Zagrożenie, które stwarza ulatniający się tlenek węgla, okazuje się być całkiem realne. Zaledwie tydzień temu przy ul. Wodociągowej omal nie doszło do tragedii. Kiedy wezwani przez lokatorów jednego z mieszkań strażacy dotarli na miejsce, ich urządzenia pomiarowe pokazały 300 ppm.  Finałem tego zdarzenia było zabranie 34-letniej kobiety oraz kolejnych trzech osób, w tym dzieci do szpitala na obserwację.

- Tlenek węgla, potocznie zwany czadem, jest gazem bardzo trującym, bezbarwnym, bezwonnym, lżejszym od powietrza, co powoduje, że łatwo się z nim miesza i szybko rozprzestrzenia w pomieszczeniach. Kiedy dostanie się do naszego organizmu, powoduje uszkodzenie mózgu oraz innych narządów – mówi mł. kpt Piotr Kiczuk. - Aby zapobiegać zatruciu należy regularnie dbać o urządzenia wentylacyjne, należy uchylać okna w mieszkaniu, dokonywać przeglądów instalacji wentylacyjnej i przewodów kominowych, użytkować sprawne technicznie urządzenia w których odbywa się proces spalania. Warto również rozmieścić czujniki czadu w domu.
Jak zauważył

Jak podkreślił podczas konferencji st. sekc. Łukasz Staciwa w 2016 roku szczecineccy strażacy odnotowali 23 zdarzenia, w których występował tlenek węgla. Tylko w trzech przypadkach były to następstwa pożarów, natomiast pozostałe z nich dotyczyły niebezpieczeństw związanych z miejscowymi zagrożeniami. W tym roku strażacy udzielili także 11 poszkodowanym pomocy, u których zaszło podejrzenie zatrucia tlenkiem węgla. Jak podkreślają, zwykle do najtragiczniejszych zdarzeń dochodzi w okresie od grudnia do lutego, kiedy podczas mrozów mieszkańcy najczęściej dogrzewają swoje mieszkania, a także uszczelniają okna czy zaklejają kratki wentylacyjne.

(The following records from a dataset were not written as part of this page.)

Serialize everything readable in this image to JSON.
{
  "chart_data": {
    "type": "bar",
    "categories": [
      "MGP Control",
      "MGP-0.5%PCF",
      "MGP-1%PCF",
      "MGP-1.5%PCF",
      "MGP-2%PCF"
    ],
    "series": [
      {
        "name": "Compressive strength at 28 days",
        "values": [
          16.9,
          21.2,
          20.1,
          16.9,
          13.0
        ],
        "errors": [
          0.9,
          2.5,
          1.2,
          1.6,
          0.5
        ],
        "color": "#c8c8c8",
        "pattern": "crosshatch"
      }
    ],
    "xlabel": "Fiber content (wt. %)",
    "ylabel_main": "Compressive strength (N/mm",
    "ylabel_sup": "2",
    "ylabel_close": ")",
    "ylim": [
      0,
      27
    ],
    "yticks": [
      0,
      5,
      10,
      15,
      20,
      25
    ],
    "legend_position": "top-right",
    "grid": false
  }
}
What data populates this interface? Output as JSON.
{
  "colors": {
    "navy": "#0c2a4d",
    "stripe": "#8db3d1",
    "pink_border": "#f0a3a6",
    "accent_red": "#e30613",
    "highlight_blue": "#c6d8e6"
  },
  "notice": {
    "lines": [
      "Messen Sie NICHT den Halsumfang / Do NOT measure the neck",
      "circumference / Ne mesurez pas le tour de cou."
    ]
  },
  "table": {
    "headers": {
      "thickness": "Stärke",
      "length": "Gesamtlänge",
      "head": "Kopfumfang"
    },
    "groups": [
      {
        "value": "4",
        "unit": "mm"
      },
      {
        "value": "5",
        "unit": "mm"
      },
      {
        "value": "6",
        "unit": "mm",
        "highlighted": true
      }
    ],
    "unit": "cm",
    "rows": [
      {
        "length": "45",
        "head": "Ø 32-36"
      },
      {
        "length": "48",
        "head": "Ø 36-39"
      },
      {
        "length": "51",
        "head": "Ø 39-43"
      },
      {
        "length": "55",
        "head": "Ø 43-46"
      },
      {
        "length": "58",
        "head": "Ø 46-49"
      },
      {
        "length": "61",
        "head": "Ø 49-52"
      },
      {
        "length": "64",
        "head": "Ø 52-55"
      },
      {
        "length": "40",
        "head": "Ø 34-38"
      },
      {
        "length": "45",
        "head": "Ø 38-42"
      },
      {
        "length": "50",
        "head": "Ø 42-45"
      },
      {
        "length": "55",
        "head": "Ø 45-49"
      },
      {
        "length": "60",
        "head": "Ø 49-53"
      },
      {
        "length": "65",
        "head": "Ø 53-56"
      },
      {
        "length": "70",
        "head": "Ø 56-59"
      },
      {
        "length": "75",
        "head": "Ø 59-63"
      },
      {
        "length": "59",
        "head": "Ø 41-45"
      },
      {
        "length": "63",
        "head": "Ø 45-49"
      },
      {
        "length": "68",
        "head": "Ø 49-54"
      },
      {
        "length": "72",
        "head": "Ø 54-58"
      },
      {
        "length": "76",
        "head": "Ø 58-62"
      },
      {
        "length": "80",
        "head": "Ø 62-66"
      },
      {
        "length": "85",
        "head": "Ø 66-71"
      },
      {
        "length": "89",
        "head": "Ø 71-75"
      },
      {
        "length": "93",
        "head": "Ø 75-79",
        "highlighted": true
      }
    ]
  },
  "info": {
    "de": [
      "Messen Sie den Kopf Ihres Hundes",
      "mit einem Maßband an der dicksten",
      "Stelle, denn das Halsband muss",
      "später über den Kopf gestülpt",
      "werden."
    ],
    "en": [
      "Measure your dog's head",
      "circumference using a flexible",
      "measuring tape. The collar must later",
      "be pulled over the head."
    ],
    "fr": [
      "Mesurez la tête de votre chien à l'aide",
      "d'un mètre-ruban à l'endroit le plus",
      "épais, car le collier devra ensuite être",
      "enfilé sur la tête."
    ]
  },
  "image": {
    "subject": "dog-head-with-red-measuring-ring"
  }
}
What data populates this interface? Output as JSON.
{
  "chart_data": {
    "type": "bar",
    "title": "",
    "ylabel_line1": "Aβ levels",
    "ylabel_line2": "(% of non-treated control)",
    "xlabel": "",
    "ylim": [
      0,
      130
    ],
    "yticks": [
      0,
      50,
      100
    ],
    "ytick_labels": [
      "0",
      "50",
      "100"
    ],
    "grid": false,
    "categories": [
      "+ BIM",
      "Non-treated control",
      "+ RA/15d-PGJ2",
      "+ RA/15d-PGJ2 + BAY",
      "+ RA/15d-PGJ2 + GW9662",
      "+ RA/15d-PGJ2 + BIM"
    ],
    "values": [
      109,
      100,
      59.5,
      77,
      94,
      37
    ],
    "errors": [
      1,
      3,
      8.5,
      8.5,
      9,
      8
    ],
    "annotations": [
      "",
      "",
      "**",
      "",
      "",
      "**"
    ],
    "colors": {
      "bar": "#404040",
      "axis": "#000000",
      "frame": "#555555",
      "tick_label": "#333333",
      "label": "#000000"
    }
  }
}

Aby wezwać straż pożarną, należy wybrać numer 998 lub 112 i zgłoszeniu się dyżurnego należy spokojnie i wyraźnie podać swoje imię i nazwisko oraz numer telefonu, z którego wykonujemy połączenie. Trzeba również podać informację o adresie występowania zagrożenia oraz opisać, jakiego jest ono rodzaju.